Suri menambahkan, “Alih -alih secara retrospektif melihat bidang -bidang hukum mana yang perlu diisi sebagai teknologi dan adopsi teknologi sektor swasta berkembang, konsultasi yang kuat dengan masyarakat sipil dan entitas swasta dapat membantu membingkai undang -undang yang lebih baik membahas privasi pengguna dan kemanjuran Aadhaar.”

Undang -Undang Aadhaar yang baru akan berupaya membuat verifikasi information Aadhaar lebih mulus melalui mekanisme berbagi baru, mengurangi jumlah orang di tengah dengan akses ke information seseorang sendiri, dan banyak lagi.

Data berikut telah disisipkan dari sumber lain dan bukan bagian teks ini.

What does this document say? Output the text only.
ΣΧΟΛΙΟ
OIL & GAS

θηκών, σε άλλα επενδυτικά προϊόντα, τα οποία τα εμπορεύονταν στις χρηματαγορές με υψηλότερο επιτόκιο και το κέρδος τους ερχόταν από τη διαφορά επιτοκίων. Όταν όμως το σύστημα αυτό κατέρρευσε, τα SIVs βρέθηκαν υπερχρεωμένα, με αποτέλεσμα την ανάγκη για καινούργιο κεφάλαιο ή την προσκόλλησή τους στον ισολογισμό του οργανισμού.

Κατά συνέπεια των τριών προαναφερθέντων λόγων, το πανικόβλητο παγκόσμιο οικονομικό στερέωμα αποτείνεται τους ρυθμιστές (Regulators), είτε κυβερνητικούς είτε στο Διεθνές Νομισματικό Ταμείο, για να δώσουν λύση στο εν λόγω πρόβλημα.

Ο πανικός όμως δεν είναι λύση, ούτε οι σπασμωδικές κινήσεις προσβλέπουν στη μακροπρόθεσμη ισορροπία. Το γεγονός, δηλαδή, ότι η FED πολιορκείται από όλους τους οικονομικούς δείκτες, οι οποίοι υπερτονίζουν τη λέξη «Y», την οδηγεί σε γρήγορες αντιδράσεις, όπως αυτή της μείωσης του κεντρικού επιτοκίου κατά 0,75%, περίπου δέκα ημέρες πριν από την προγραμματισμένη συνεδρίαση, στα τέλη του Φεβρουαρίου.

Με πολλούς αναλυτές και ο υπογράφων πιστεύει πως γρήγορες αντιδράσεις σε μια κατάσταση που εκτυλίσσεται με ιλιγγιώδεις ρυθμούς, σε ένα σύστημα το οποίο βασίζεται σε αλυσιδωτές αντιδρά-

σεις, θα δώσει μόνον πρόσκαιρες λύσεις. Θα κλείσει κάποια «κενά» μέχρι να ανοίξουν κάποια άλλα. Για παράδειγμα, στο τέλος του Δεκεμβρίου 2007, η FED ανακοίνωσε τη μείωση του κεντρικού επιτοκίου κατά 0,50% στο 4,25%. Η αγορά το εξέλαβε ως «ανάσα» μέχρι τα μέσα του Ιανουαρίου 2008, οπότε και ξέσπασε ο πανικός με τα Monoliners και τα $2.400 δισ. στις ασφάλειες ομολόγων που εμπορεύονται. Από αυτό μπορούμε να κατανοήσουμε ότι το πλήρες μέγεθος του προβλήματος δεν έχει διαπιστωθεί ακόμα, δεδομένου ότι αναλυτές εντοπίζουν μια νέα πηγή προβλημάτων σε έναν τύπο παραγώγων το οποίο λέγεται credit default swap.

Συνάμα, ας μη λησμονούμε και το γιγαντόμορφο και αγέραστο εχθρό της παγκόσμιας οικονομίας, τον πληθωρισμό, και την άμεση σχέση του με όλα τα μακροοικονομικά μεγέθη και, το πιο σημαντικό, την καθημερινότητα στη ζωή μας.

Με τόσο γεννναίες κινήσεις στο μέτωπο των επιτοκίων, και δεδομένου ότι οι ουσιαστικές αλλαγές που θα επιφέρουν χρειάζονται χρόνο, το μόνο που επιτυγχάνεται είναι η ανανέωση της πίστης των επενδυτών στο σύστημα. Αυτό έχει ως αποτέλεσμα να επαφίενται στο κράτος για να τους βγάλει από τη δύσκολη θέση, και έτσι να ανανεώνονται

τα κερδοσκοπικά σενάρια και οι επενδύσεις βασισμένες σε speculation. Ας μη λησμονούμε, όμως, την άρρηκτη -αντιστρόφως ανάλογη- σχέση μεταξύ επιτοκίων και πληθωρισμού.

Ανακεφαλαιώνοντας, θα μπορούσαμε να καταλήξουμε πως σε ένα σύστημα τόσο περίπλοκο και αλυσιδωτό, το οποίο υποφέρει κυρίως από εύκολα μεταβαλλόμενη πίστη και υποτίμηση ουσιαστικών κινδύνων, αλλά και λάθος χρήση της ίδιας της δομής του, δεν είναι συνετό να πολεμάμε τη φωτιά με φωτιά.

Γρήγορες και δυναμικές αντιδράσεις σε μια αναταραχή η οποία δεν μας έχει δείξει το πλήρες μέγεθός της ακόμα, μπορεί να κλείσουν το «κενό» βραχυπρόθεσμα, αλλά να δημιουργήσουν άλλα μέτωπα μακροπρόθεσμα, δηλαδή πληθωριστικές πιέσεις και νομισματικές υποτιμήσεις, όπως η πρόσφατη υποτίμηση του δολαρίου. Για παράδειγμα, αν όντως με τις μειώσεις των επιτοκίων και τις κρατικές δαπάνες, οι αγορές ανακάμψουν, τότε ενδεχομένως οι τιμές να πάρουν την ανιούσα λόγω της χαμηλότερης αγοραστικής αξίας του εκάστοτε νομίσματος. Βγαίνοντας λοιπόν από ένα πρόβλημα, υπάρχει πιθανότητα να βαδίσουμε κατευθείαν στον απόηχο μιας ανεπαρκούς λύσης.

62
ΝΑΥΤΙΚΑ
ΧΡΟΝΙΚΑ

Juga baca |Draf aturan mandat KYC, daftar produk terperinci, pembayaran aman untuk platform e-commerce

Kumar, seorang birokrat karier yang bergabung dengan layanan publik dengan kader Uttar Pradesh 1995, ingin menampilkan Aadhaar sebagai dokumen identifikasi yang mulus yang dapat membantu mengotentikasi identitas dan transaksi, sambil meminimalkan jumlah tangan melalui mana transfer information dilakukan.

“Satu-satunya waktu kami berbagi information dengan entitas adalah dalam permintaan untuk E-Know Your Customer (KYC). Aadhaar adalah satu-satunya dokumen yang dapat diverifikasi melalui ponsel itu sendiri-tanpa memerlukan konektivitas internet atau perangkat khusus. Ini meningkatkan ruang lingkup penggunaan dokumen,” kata Kumar, menambahkan bahwa semua hal ini diharapkan untuk memperluas.

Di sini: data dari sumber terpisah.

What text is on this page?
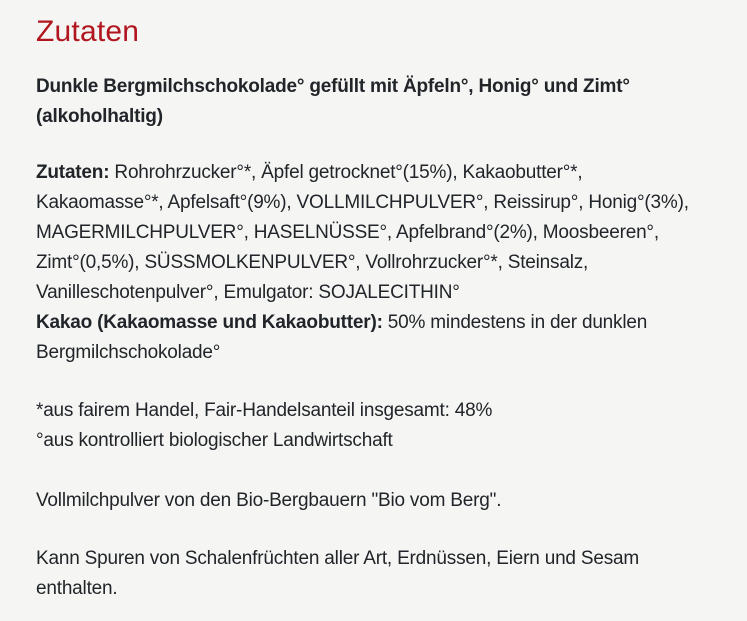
Zutaten

Dunkle Bergmilchschokolade° gefüllt mit Äpfeln°, Honig° und Zimt°
(alkoholhaltig)

Zutaten: Rohrohrzucker°*, Äpfel getrocknet°(15%), Kakaobutter°*,
Kakaomasse°*, Apfelsaft°(9%), VOLLMILCHPULVER°, Reissirup°, Honig°(3%),
MAGERMILCHPULVER°, HASELNÜSSE°, Apfelbrand°(2%), Moosbeeren°,
Zimt°(0,5%), SÜSSMOLKENPULVER°, Vollrohrzucker°*, Steinsalz,
Vanilleschotenpulver°, Emulgator: SOJALECITHIN°
Kakao (Kakaomasse und Kakaobutter): 50% mindestens in der dunklen
Bergmilchschokolade°

*aus fairem Handel, Fair-Handelsanteil insgesamt: 48%
°aus kontrolliert biologischer Landwirtschaft

Vollmilchpulver von den Bio-Bergbauern "Bio vom Berg".

Kann Spuren von Schalenfrüchten aller Art, Erdnüssen, Eiern und Sesam
enthalten.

Yang dipertaruhkan juga merupakan pertanyaan seputar meminimalkan jumlah data yang dibagikan dengan entitas dan mengurangi jumlah perantara dalam proses berbagi information.

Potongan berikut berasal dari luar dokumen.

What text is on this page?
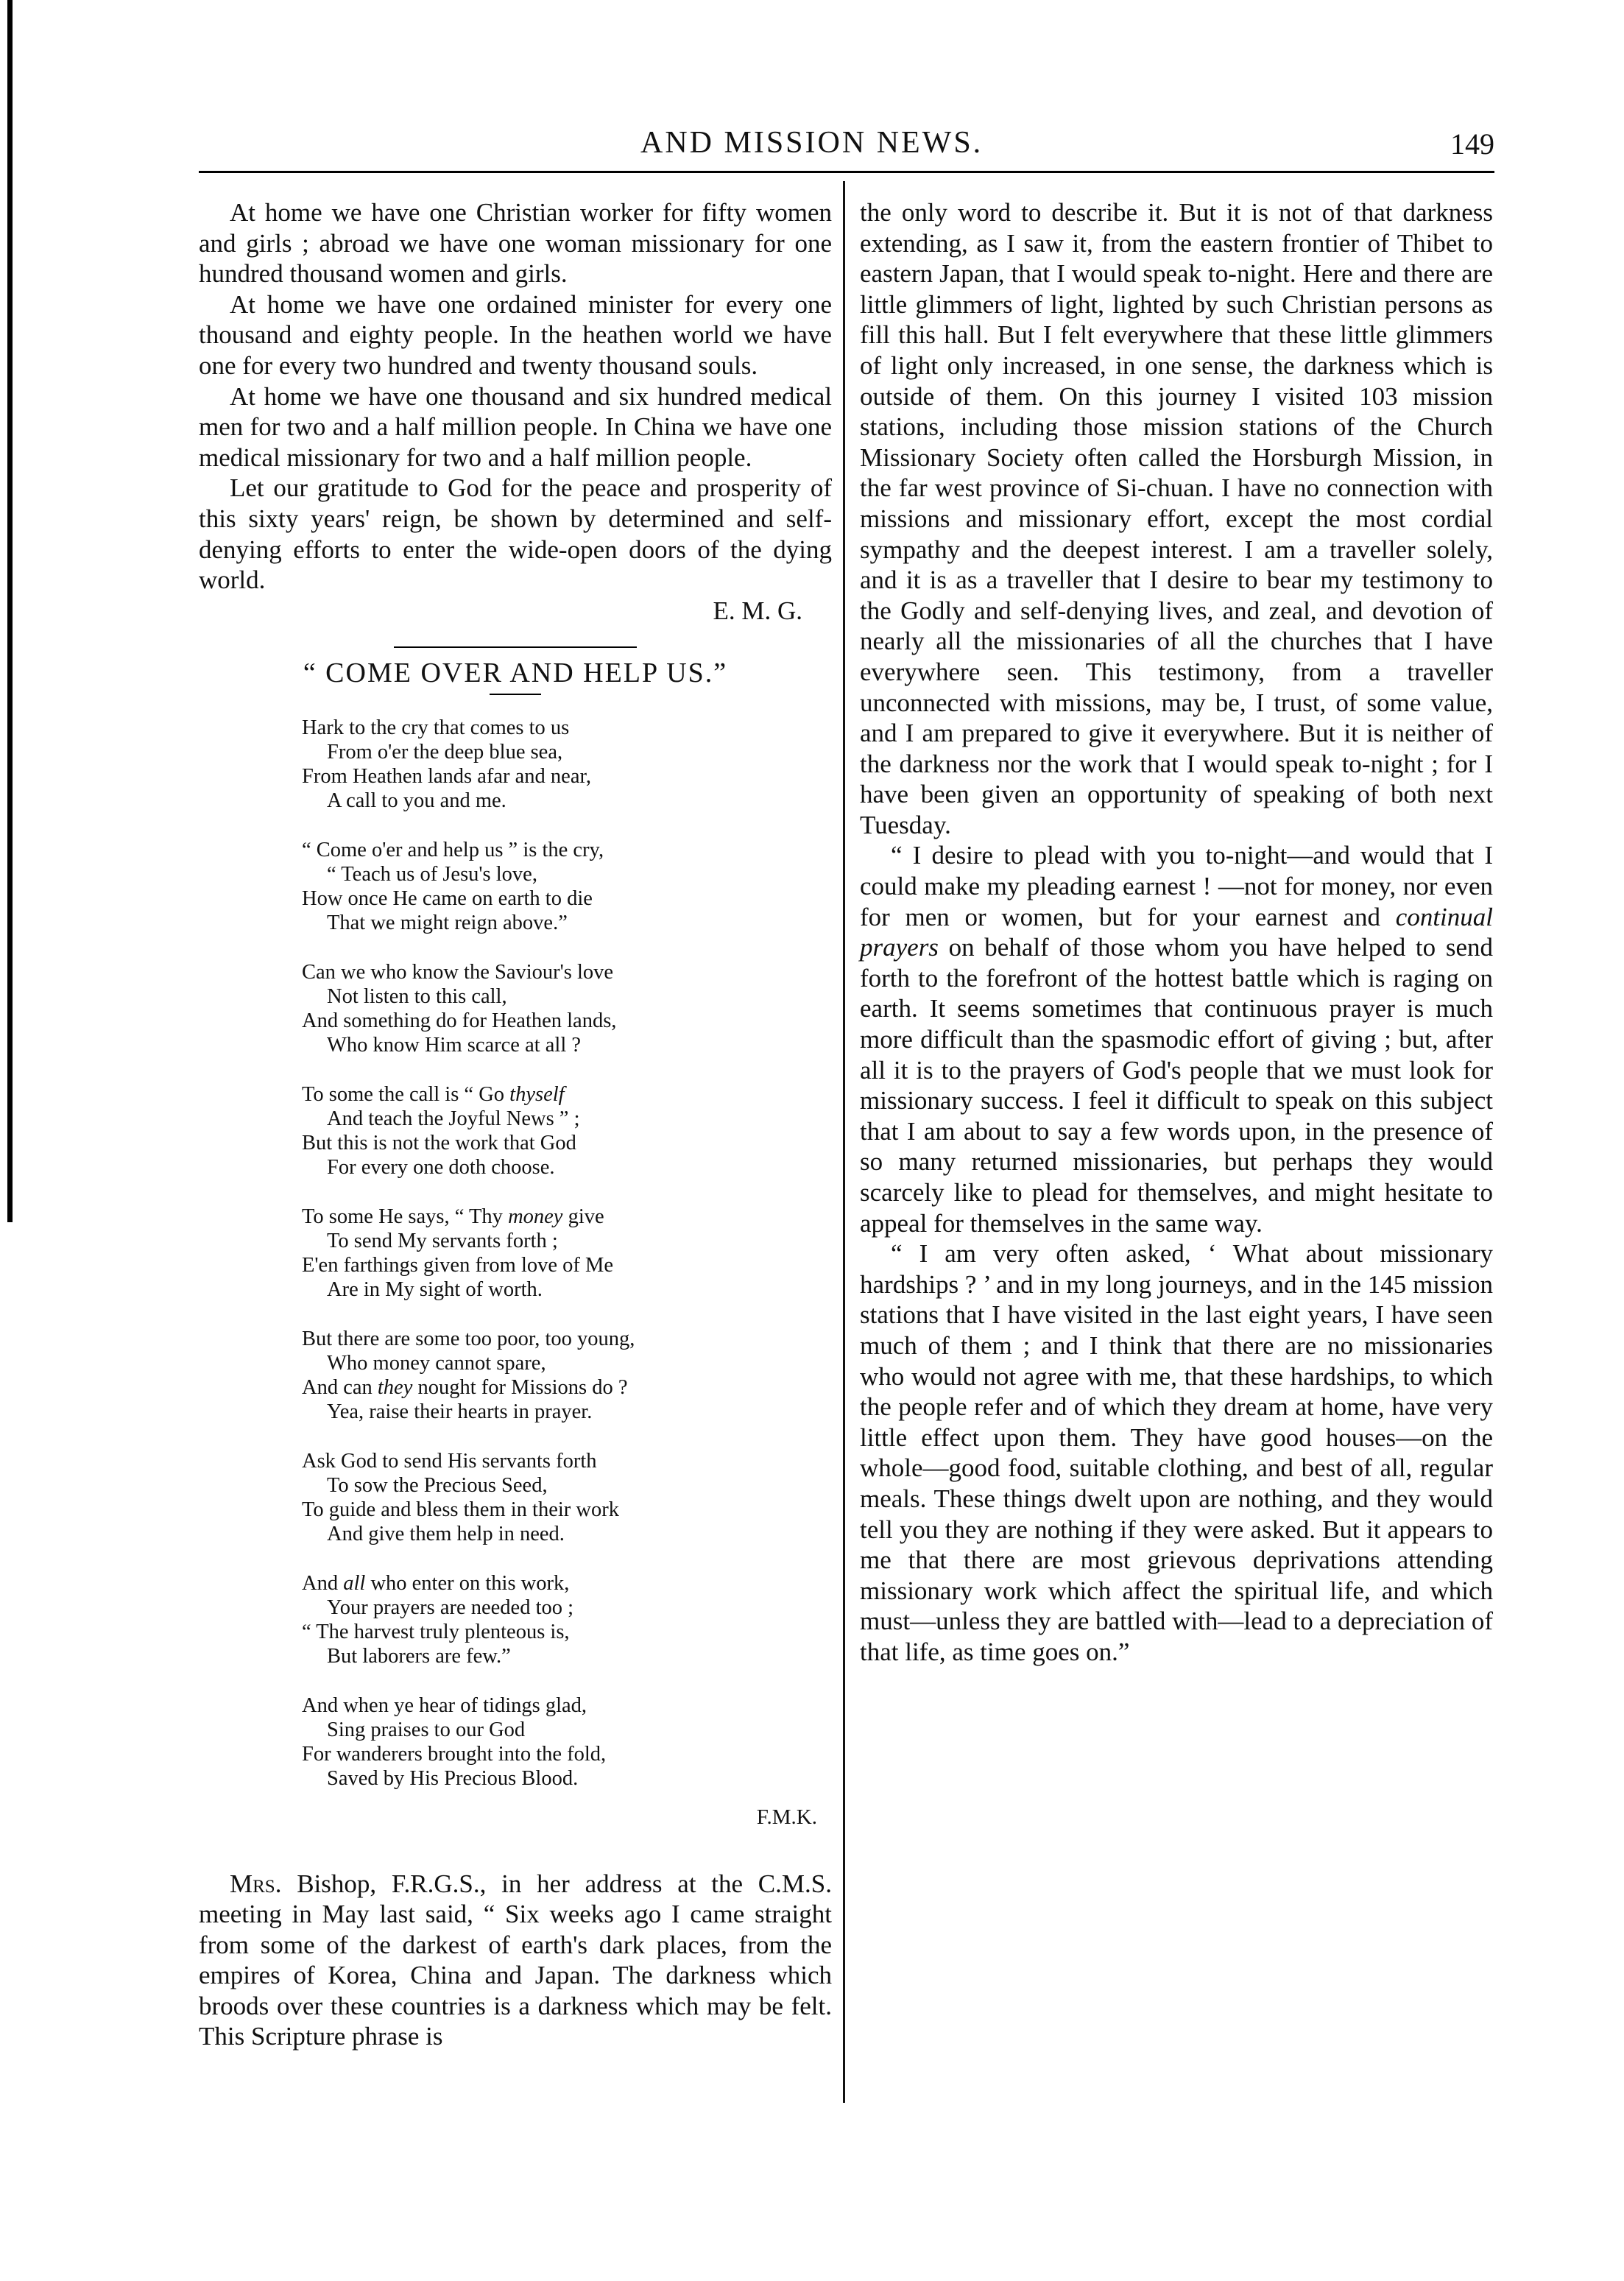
AND MISSION NEWS.	149

At home we have one Christian worker for fifty women and girls ; abroad we have one woman missionary for one hundred thousand women and girls.

At home we have one ordained minister for every one thousand and eighty people. In the heathen world we have one for every two hundred and twenty thousand souls.

At home we have one thousand and six hundred medical men for two and a half million people. In China we have one medical missionary for two and a half million people.

Let our gratitude to God for the peace and prosperity of this sixty years' reign, be shown by determined and self-denying efforts to enter the wide-open doors of the dying world.

E. M. G.
“ COME OVER AND HELP US.”
Hark to the cry that comes to us
From o'er the deep blue sea,
From Heathen lands afar and near,
A call to you and me.
“ Come o'er and help us ” is the cry,
“ Teach us of Jesu's love,
How once He came on earth to die
That we might reign above.”
Can we who know the Saviour's love
Not listen to this call,
And something do for Heathen lands,
Who know Him scarce at all ?
To some the call is “ Go thyself
And teach the Joyful News ” ;
But this is not the work that God
For every one doth choose.
To some He says, “ Thy money give
To send My servants forth ;
E'en farthings given from love of Me
Are in My sight of worth.
But there are some too poor, too young,
Who money cannot spare,
And can they nought for Missions do ?
Yea, raise their hearts in prayer.
Ask God to send His servants forth
To sow the Precious Seed,
To guide and bless them in their work
And give them help in need.
And all who enter on this work,
Your prayers are needed too ;
“ The harvest truly plenteous is,
But laborers are few.”
And when ye hear of tidings glad,
Sing praises to our God
For wanderers brought into the fold,
Saved by His Precious Blood.
F.M.K.

Mrs. Bishop, F.R.G.S., in her address at the C.M.S. meeting in May last said, “ Six weeks ago I came straight from some of the darkest of earth's dark places, from the empires of Korea, China and Japan. The darkness which broods over these countries is a darkness which may be felt. This Scripture phrase is

the only word to describe it. But it is not of that darkness extending, as I saw it, from the eastern frontier of Thibet to eastern Japan, that I would speak to-night. Here and there are little glimmers of light, lighted by such Christian persons as fill this hall. But I felt everywhere that these little glimmers of light only increased, in one sense, the darkness which is outside of them. On this journey I visited 103 mission stations, including those mission stations of the Church Missionary Society often called the Horsburgh Mission, in the far west province of Si-chuan. I have no connection with missions and missionary effort, except the most cordial sympathy and the deepest interest. I am a traveller solely, and it is as a traveller that I desire to bear my testimony to the Godly and self-denying lives, and zeal, and devotion of nearly all the missionaries of all the churches that I have everywhere seen. This testimony, from a traveller unconnected with missions, may be, I trust, of some value, and I am prepared to give it everywhere. But it is neither of the darkness nor the work that I would speak to-night ; for I have been given an opportunity of speaking of both next Tuesday.

“ I desire to plead with you to-night—and would that I could make my pleading earnest ! —not for money, nor even for men or women, but for your earnest and continual prayers on behalf of those whom you have helped to send forth to the forefront of the hottest battle which is raging on earth. It seems sometimes that continuous prayer is much more difficult than the spasmodic effort of giving ; but, after all it is to the prayers of God's people that we must look for missionary success. I feel it difficult to speak on this subject that I am about to say a few words upon, in the presence of so many returned missionaries, but perhaps they would scarcely like to plead for themselves, and might hesitate to appeal for themselves in the same way.

“ I am very often asked, ‘ What about missionary hardships ? ’ and in my long journeys, and in the 145 mission stations that I have visited in the last eight years, I have seen much of them ; and I think that there are no missionaries who would not agree with me, that these hardships, to which the people refer and of which they dream at home, have very little effect upon them. They have good houses—on the whole—good food, suitable clothing, and best of all, regular meals. These things dwelt upon are nothing, and they would tell you they are nothing if they were asked. But it appears to me that there are most grievous deprivations attending missionary work which affect the spiritual life, and which must—unless they are battled with—lead to a depreciation of that life, as time goes on.”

Menggarisbawahi penyimpanan dan retensi data, sebagaimana didefinisikan oleh Undang-Undang DPDP, adalah “berbasis prinsip”, Kumar mengatakan bahwa bagi Aadhaar, setiap individu yang menantang masa jabatan retensi information akan memiliki kekuatan untuk terlebih dahulu meminta bisnis yang memegang information. Dalam hal tidak ada resolusi, Dewan Perlindungan Data-entitas yang diberdayakan di bawah undang-undang privasi India-dapat campur tangan dan memerintah berdasarkan per kasus.

Dan baca |Kerusakan jaminan dalam tindakan keras RBI atas hiruk -pikuk pinjaman, KYC

Namun, fraudsters identitas telah menggandakan upaya untuk melanggar keamanan data dengan menghasilkan identifikasi Aadhaar yang terlihat melalui platform kecerdasan buatan, seperti chatgpt Openai. Identifikasi semacam itu, pendukung privasi telah menggarisbawahi, menimbulkan tantangan utama untuk kesucian informasi ketika disajikan kepada bisnis.

Kumar menggarisbawahi bahwa “tidak mungkin” untuk menghasilkan Aadhaar dari mesin AI mana word play here. “Apa yang dihasilkannya adalah gambar yang mirip dari sesuatu, yang direplikasi,” katanya, menambahkan bahwa ini tidak akan berhasil karena tidak ada biometrik pendukung.